Jaffa evoca aranceti e alberi di pompelmi, tanto che ogni volta che per protesta parte il boicottaggio di prodotti israeliani molti lo applicano rinunciando ai grandi frutti dalla buccia gialla. Jaffa è anche il teatro in cui nasce la grande storia d’amore narrata dall’ultimo libro di Suad Amiry: Storia di un abito inglese e di una mucca ebrea, edito da Mondadori.

In parte siriana e in parte palestinese, docente universitaria, architetto e scrittrice Suad si è trovata a vivere da profuga tra Damasco, Amman, Beirut e il Cairo e ora trascorre le sue giornate tra l’Umbria, New York e Ramallah. L’ho conosciuta a Venezia in occasione di un incontro organizzato da Assopace Palestina per finanziare la ripartenza di due librerie di Gaza rase al suolo negli ultimi bombardamenti israeliani. Si tratta di Bookshope, iniziativa pensata con L’Arte del Vivere con Lentezza Onlus.

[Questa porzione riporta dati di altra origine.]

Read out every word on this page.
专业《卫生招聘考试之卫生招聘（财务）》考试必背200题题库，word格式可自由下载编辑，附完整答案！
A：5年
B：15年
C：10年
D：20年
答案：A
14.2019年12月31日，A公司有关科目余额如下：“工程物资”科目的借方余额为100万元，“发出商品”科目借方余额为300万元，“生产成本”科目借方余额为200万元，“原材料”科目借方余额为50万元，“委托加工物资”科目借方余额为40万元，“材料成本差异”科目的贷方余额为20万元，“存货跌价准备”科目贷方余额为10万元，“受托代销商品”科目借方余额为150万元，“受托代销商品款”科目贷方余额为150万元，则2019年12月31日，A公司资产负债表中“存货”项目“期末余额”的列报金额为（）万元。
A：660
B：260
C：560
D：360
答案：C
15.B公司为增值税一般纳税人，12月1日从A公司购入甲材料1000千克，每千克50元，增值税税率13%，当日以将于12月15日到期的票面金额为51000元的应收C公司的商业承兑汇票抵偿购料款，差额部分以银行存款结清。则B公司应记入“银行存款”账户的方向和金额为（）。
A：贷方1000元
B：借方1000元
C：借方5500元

Suad Amiry si occupa di politica da molti anni, ha partecipato in qualità di negoziatrice a Washington ai colloqui che sono sfociati negli accordi di Oslo, architetto per caso, quando si è recata per la prima volta all’università avrebbe voluto iscriversi ad agraria, si descrive anche come scrittrice per caso poiché si trova a raccontare storie che la raggiungono nei modi più impensati, come quella del grande amore tra due adolescenti scoperta grazie all’attento orecchio di un tassista proprio di Jaffa. Nei romanzi della Amiri, la tragedia del popolo Palestinese è sempre lo sfondo ma anche la causa del racconto, come in Storia di un abito inglese e di una mucca ebrea in cui la promessa d’amore tra Subhi, che aspira a diventare il miglior meccanico in città, e la giovanissima e bellissima Shams viene stroncata dall’irruzione della Nakba, l’inizio dell’esodo dei palestinesi causato dal conflitto aperto dagli israeliani nel 1948.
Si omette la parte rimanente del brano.